Configure whether metadata should be requested to be passed to the fit method.

Note that this method is only relevant when this estimator is used as a sub-estimator within a meta-estimator and metadata routing is enabled with enable_metadata_routing=True (see sklearn.set_config()). Please check the User Guide on how the routing mechanism works.

The options for each parameter are:

  • True: metadata is requested, and passed to fit if provided. The request is ignored if metadata is not provided.

  • False: metadata is not requested and the meta-estimator will not pass it to fit.

  • None: metadata is not requested, and the meta-estimator will raise an error if the user provides it.

  • str: metadata should be passed to the meta-estimator with this given alias instead of the original name.

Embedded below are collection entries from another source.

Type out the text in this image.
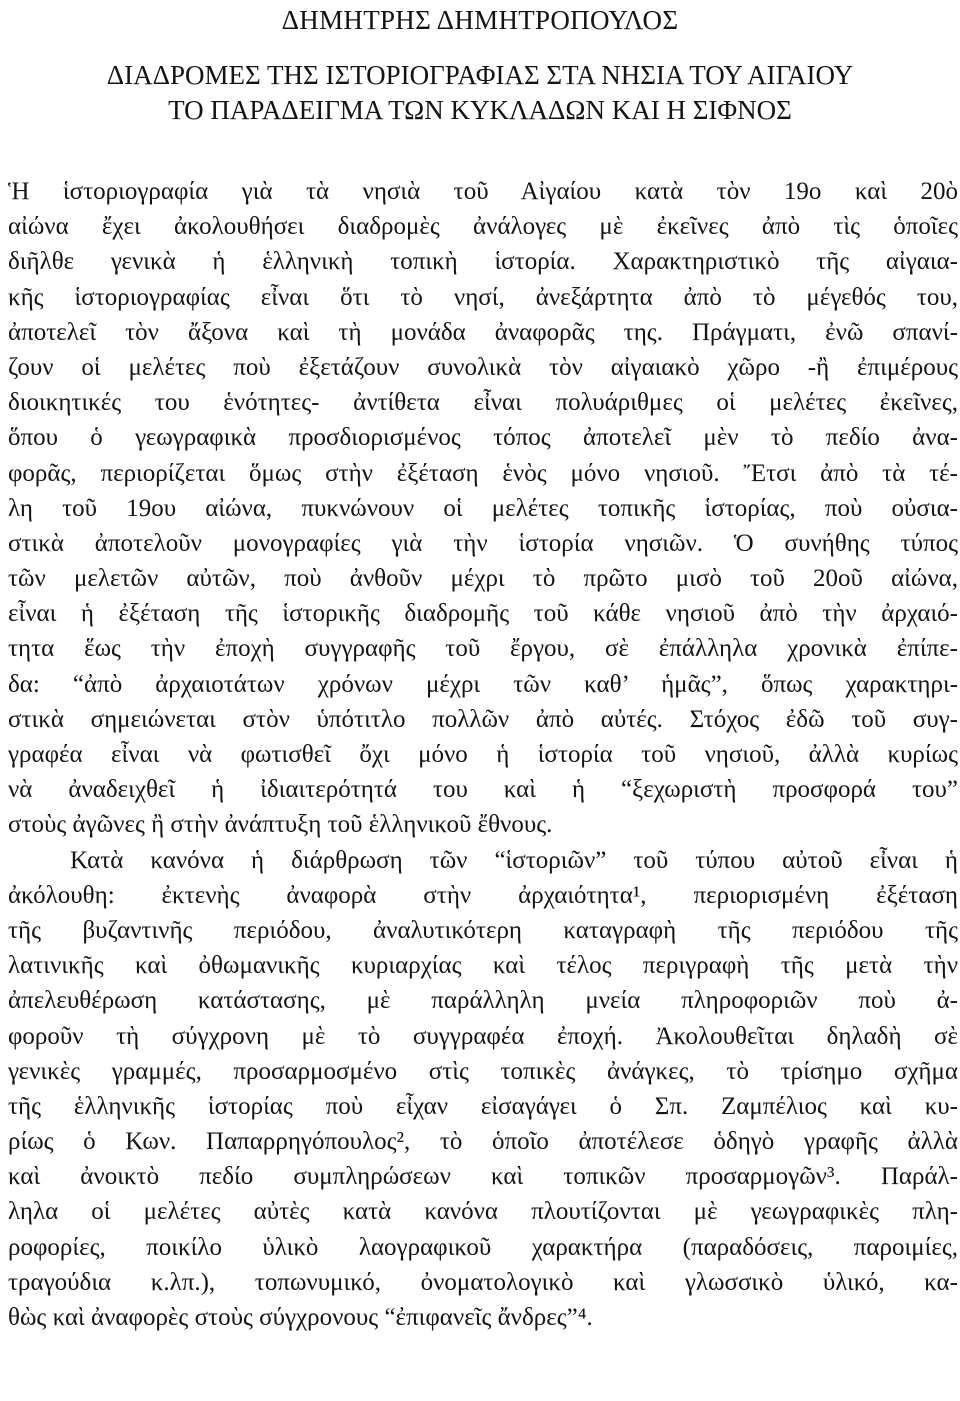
ΔΗΜΗΤΡΗΣ ΔΗΜΗΤΡΟΠΟΥΛΟΣ
ΔΙΑΔΡΟΜΕΣ ΤΗΣ ΙΣΤΟΡΙΟΓΡΑΦΙΑΣ ΣΤΑ ΝΗΣΙΑ ΤΟΥ ΑΙΓΑΙΟΥ
ΤΟ ΠΑΡΑΔΕΙΓΜΑ ΤΩΝ ΚΥΚΛΑΔΩΝ ΚΑΙ Η ΣΙΦΝΟΣ
Ἡ ἱστοριογραφία γιὰ τὰ νησιὰ τοῦ Αἰγαίου κατὰ τὸν 19ο καὶ 20ὸ
αἰώνα ἔχει ἀκολουθήσει διαδρομὲς ἀνάλογες μὲ ἐκεῖνες ἀπὸ τὶς ὁποῖες
διῆλθε γενικὰ ἡ ἑλληνικὴ τοπικὴ ἱστορία. Χαρακτηριστικὸ τῆς αἰγαια-
κῆς ἱστοριογραφίας εἶναι ὅτι τὸ νησί, ἀνεξάρτητα ἀπὸ τὸ μέγεθός του,
ἀποτελεῖ τὸν ἄξονα καὶ τὴ μονάδα ἀναφορᾶς της. Πράγματι, ἐνῶ σπανί-
ζουν οἱ μελέτες ποὺ ἐξετάζουν συνολικὰ τὸν αἰγαιακὸ χῶρο -ἢ ἐπιμέρους
διοικητικές του ἑνότητες- ἀντίθετα εἶναι πολυάριθμες οἱ μελέτες ἐκεῖνες,
ὅπου ὁ γεωγραφικὰ προσδιορισμένος τόπος ἀποτελεῖ μὲν τὸ πεδίο ἀνα-
φορᾶς, περιορίζεται ὅμως στὴν ἐξέταση ἑνὸς μόνο νησιοῦ. Ἔτσι ἀπὸ τὰ τέ-
λη τοῦ 19ου αἰώνα, πυκνώνουν οἱ μελέτες τοπικῆς ἱστορίας, ποὺ οὐσια-
στικὰ ἀποτελοῦν μονογραφίες γιὰ τὴν ἱστορία νησιῶν. Ὁ συνήθης τύπος
τῶν μελετῶν αὐτῶν, ποὺ ἀνθοῦν μέχρι τὸ πρῶτο μισὸ τοῦ 20οῦ αἰώνα,
εἶναι ἡ ἐξέταση τῆς ἱστορικῆς διαδρομῆς τοῦ κάθε νησιοῦ ἀπὸ τὴν ἀρχαιό-
τητα ἕως τὴν ἐποχὴ συγγραφῆς τοῦ ἔργου, σὲ ἐπάλληλα χρονικὰ ἐπίπε-
δα: “ἀπὸ ἀρχαιοτάτων χρόνων μέχρι τῶν καθ’ ἡμᾶς”, ὅπως χαρακτηρι-
στικὰ σημειώνεται στὸν ὑπότιτλο πολλῶν ἀπὸ αὐτές. Στόχος ἐδῶ τοῦ συγ-
γραφέα εἶναι νὰ φωτισθεῖ ὄχι μόνο ἡ ἱστορία τοῦ νησιοῦ, ἀλλὰ κυρίως
νὰ ἀναδειχθεῖ ἡ ἰδιαιτερότητά του καὶ ἡ “ξεχωριστὴ προσφορά του”
στοὺς ἀγῶνες ἢ στὴν ἀνάπτυξη τοῦ ἑλληνικοῦ ἔθνους.
Κατὰ κανόνα ἡ διάρθρωση τῶν “ἱστοριῶν” τοῦ τύπου αὐτοῦ εἶναι ἡ
ἀκόλουθη: ἐκτενὴς ἀναφορὰ στὴν ἀρχαιότητα¹, περιορισμένη ἐξέταση
τῆς βυζαντινῆς περιόδου, ἀναλυτικότερη καταγραφὴ τῆς περιόδου τῆς
λατινικῆς καὶ ὀθωμανικῆς κυριαρχίας καὶ τέλος περιγραφὴ τῆς μετὰ τὴν
ἀπελευθέρωση κατάστασης, μὲ παράλληλη μνεία πληροφοριῶν ποὺ ἀ-
φοροῦν τὴ σύγχρονη μὲ τὸ συγγραφέα ἐποχή. Ἀκολουθεῖται δηλαδὴ σὲ
γενικὲς γραμμές, προσαρμοσμένο στὶς τοπικὲς ἀνάγκες, τὸ τρίσημο σχῆμα
τῆς ἑλληνικῆς ἱστορίας ποὺ εἶχαν εἰσαγάγει ὁ Σπ. Ζαμπέλιος καὶ κυ-
ρίως ὁ Κων. Παπαρρηγόπουλος², τὸ ὁποῖο ἀποτέλεσε ὁδηγὸ γραφῆς ἀλλὰ
καὶ ἀνοικτὸ πεδίο συμπληρώσεων καὶ τοπικῶν προσαρμογῶν³. Παράλ-
ληλα οἱ μελέτες αὐτὲς κατὰ κανόνα πλουτίζονται μὲ γεωγραφικὲς πλη-
ροφορίες, ποικίλο ὑλικὸ λαογραφικοῦ χαρακτήρα (παραδόσεις, παροιμίες,
τραγούδια κ.λπ.), τοπωνυμικό, ὀνοματολογικὸ καὶ γλωσσικὸ ὑλικό, κα-
θὼς καὶ ἀναφορὲς στοὺς σύγχρονους “ἐπιφανεῖς ἄνδρες”⁴.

The default (sklearn.utils.metadata_routing.UNCHANGED) retains the existing request. This allows you to change the request for some parameters and not others.

Added in version 1.3.

Parameters:

axis (str, True, False, or None, default=sklearn.utils.metadata_routing.UNCHANGED) – Metadata routing for axis parameter in fit.

Returns:

self – The updated object.

Return type:

object

set_predict_request(*, axis: bool | None | str = '$UNCHANGED$') BOCDDetector

Configure whether metadata should be requested to be passed to the predict method.

Note that this method is only relevant when this estimator is used as a sub-estimator within a meta-estimator and metadata routing is enabled with enable_metadata_routing=True (see sklearn.set_config()). Please check the User Guide on how the routing mechanism works.

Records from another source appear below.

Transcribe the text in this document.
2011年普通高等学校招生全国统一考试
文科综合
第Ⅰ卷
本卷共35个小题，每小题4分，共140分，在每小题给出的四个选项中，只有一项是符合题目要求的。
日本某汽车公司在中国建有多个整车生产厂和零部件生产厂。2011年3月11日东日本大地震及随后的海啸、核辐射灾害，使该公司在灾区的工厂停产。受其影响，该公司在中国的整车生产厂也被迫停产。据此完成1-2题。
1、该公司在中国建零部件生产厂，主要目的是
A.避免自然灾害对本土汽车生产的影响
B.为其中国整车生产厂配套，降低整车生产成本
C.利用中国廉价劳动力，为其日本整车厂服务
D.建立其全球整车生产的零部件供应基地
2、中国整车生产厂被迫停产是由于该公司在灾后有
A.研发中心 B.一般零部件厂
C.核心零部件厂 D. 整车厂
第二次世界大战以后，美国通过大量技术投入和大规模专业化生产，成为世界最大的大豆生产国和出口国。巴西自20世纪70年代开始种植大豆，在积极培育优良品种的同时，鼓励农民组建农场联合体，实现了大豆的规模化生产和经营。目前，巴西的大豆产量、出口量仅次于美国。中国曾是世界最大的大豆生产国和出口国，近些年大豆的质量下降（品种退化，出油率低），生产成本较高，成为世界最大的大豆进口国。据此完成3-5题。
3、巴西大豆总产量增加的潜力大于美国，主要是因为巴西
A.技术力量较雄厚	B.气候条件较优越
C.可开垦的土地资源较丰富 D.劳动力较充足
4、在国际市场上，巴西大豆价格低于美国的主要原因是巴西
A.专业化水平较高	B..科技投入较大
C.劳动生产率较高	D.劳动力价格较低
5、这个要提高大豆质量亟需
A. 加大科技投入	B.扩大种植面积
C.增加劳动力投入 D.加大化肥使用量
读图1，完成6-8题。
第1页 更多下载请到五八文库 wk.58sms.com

The options for each parameter are:

  • True: metadata is requested, and passed to predict if provided. The request is ignored if metadata is not provided.

  • False: metadata is not requested and the meta-estimator will not pass it to predict.

  • None: metadata is not requested, and the meta-estimator will raise an error if the user provides it.

  • str: metadata should be passed to the meta-estimator with this given alias instead of the original name.

The default (sklearn.utils.metadata_routing.UNCHANGED) retains the existing request. This allows you to change the request for some parameters and not others.

Added in version 1.3.

Parameters:

axis (str, True, False, or None, default=sklearn.utils.metadata_routing.UNCHANGED) – Metadata routing for axis parameter in predict.

Returns:

self – The updated object.

Return type:

object

Module contents

Bayesian online change detection algorithm utilities.